Madonna raised a few eyebrows with her worked-over red carpet appearance, but her elaborately staged performance of "Living For Love" left no doubt that she's still the one Katy Perry, Taylor Swift, Ariana Grande and all the other pop divas should be chasing.
It was very satisfying to hear Rosanne Cash referred to as a three-time Grammy winner on Sunday -- as many as Beyonce and Pharrell, don'tcha know -- even before her stint as a co-host of the pre-telecast awards. Johnny's daughter took home one Americana and two American Roots trophies, all well-deserved for her 2014 album "The River & the Thread."
It's kind of inside baseball, but it was a hoot to see Hans Zimmer, best known for his film scores, playing guitar hero on Pharrell Williams train-wreck new version of "Happy." Suffice to say he cuts an unlikely figure for a shredder.
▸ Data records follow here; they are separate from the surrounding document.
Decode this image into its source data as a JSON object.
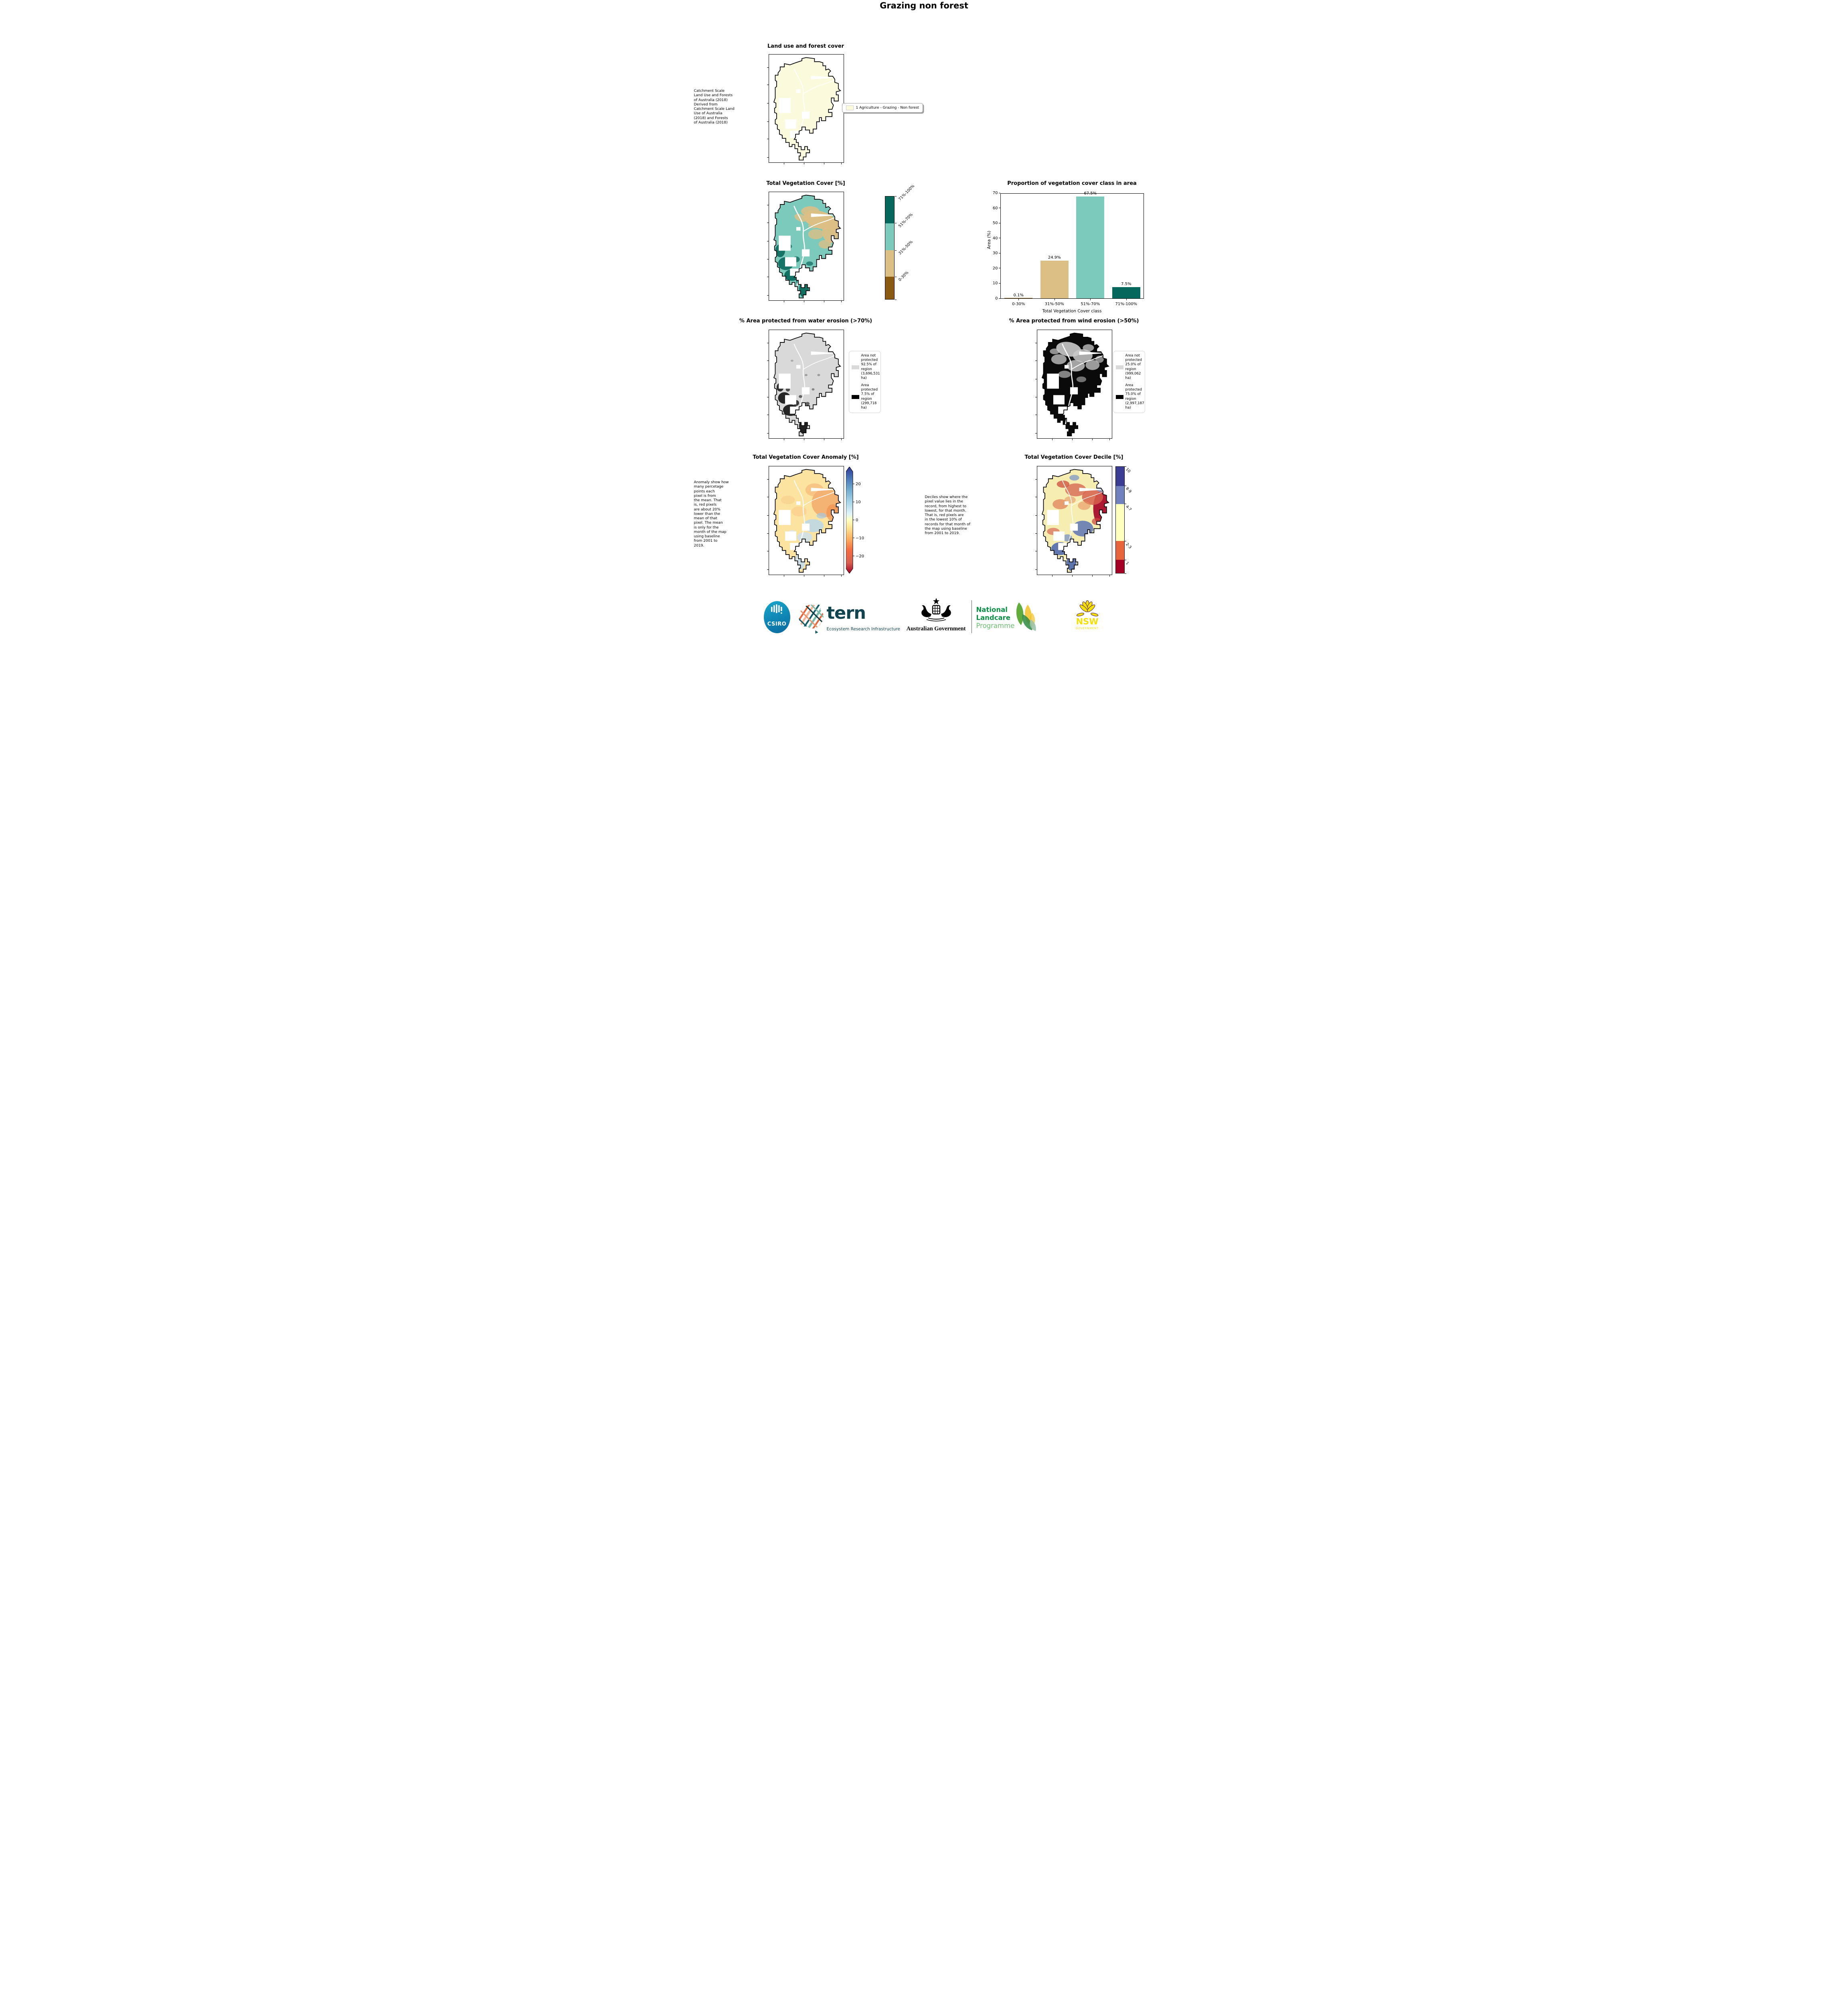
{
  "page_title": "Grazing non forest",
  "land_use": {
    "title": "Land use and forest cover",
    "note": " Catchment Scale\nLand Use and Forests\nof Australia (2018)\nDerived from\nCatchment Scale Land\nUse of Australia\n(2018) and Forests\nof Australia (2018)",
    "legend": {
      "label": "1 Agriculture - Grazing - Non forest",
      "swatch_color": "#fbfadc"
    }
  },
  "veg_cover": {
    "title": "Total Vegetation Cover [%]",
    "colorbar": {
      "classes": [
        {
          "label": "71%-100%",
          "color": "#06685c"
        },
        {
          "label": "51%-70%",
          "color": "#7ccabc"
        },
        {
          "label": "31%-50%",
          "color": "#dcbf85"
        },
        {
          "label": "0-30%",
          "color": "#8a5a12"
        }
      ]
    }
  },
  "chart_data": {
    "type": "bar",
    "title": "Proportion of vegetation cover class in area",
    "categories": [
      "0-30%",
      "31%-50%",
      "51%-70%",
      "71%-100%"
    ],
    "values": [
      0.1,
      24.9,
      67.5,
      7.5
    ],
    "value_labels": [
      "0.1%",
      "24.9%",
      "67.5%",
      "7.5%"
    ],
    "bar_colors": [
      "#8a5a12",
      "#dcbf85",
      "#7ccabc",
      "#06685c"
    ],
    "xlabel": "Total Vegetation Cover class",
    "ylabel": "Area (%)",
    "ylim": [
      0,
      70
    ],
    "yticks": [
      0,
      10,
      20,
      30,
      40,
      50,
      60,
      70
    ],
    "grid": false,
    "legend_position": "none"
  },
  "water_erosion": {
    "title": "% Area protected from water erosion (>70%)",
    "legend": [
      {
        "label": "Area not\nprotected\n92.5% of\nregion\n(3,696,531\nha)",
        "swatch_color": "#d9d9d9"
      },
      {
        "label": "Area\nprotected\n7.5% of\nregion\n(299,718\nha)",
        "swatch_color": "#000000"
      }
    ]
  },
  "wind_erosion": {
    "title": "% Area protected from wind erosion (>50%)",
    "legend": [
      {
        "label": "Area not\nprotected\n25.0% of\nregion\n(999,062\nha)",
        "swatch_color": "#d9d9d9"
      },
      {
        "label": "Area\nprotected\n75.0% of\nregion\n(2,997,187\nha)",
        "swatch_color": "#000000"
      }
    ]
  },
  "anomaly": {
    "title": "Total Vegetation Cover Anomaly [%]",
    "note": "Anomaly show how\nmany percetage\npoints each\npixel is from\nthe mean. That\nis, red pixels\nare about 20%\nlower than the\nmean of that\npixel. The mean\nis only for the\nmonth of the map\nusing baseline\nfrom 2001 to\n2019.",
    "colorbar_ticks": [
      "20",
      "10",
      "0",
      "−10",
      "−20"
    ]
  },
  "decile": {
    "title": "Total Vegetation Cover Decile [%]",
    "note": "Deciles show where the\npixel value lies in the\nrecord, from highest to\nlowest, for that month.\nThat is, red pixels are\nin the lowest 10% of\nrecords for that month of\nthe map using baseline\nfrom 2001 to 2019.",
    "colorbar": {
      "classes": [
        {
          "label": "10",
          "color": "#3b3d94"
        },
        {
          "label": "8-9",
          "color": "#7081bd"
        },
        {
          "label": "4-7",
          "color": "#ffffbe"
        },
        {
          "label": "2-3",
          "color": "#e8653c"
        },
        {
          "label": "1",
          "color": "#a50026"
        }
      ]
    }
  },
  "footer": {
    "csiro_label": "CSIRO",
    "tern_label": "tern",
    "tern_sub": "Ecosystem Research Infrastructure",
    "aus_gov_label": "Australian Government",
    "landcare_line1": "National",
    "landcare_line2": "Landcare",
    "landcare_line3": "Programme",
    "nsw_label": "NSW",
    "nsw_sub": "GOVERNMENT",
    "colors": {
      "tern_teal": "#10454f",
      "landcare_green": "#0a9244",
      "landcare_light_green": "#6abf6e",
      "nsw_purple": "#451559",
      "nsw_yellow": "#f5e003"
    }
  }
}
Sia's performance art treatment of "Chandelier" got plenty of head-scratching social media action. It actually looked like dancers Kristen Wiig and Maddie Ziegler were listening to Taylor Swift's "Shake It Off" in their earbuds.
After showing Producer of the Year winner Max Martin in the crowd, we now know what he looks like in case we want revenge for all that grating pop music since '99.
Finally, whose idea was it to present the final award a half-hour before the telecast ended? Without any anticipation remaining, it rendered anticlimactic the In Memoriam segment -- which forgot Dick Wagner, Gary Grimshaw and Tangerine Dream's Edgar Froese -- and gospel-flavored performances by Beyonce and the duo of John Legend and Common.
The Detroit Tally:
Eminem brought his career Grammy total to 15 with two more trophies on Sunday -- Best Rap Album for "The Marshall Mathers LP 2" and Best Rap/Sung Collaboration for "The Monster" with Rihanna. Jack White, meanwhile, took home the Grammy for Best Rock Performance for the title track from his 2014 album "Lazaretto" and shared in the Best Boxed Set Or Limited Edition Package award for "The Rise & Fall of Paramount Records, Vol. 1 (1917-27)," for which White was art director and released on his Third Man Records label. White now has 11 career Grammys.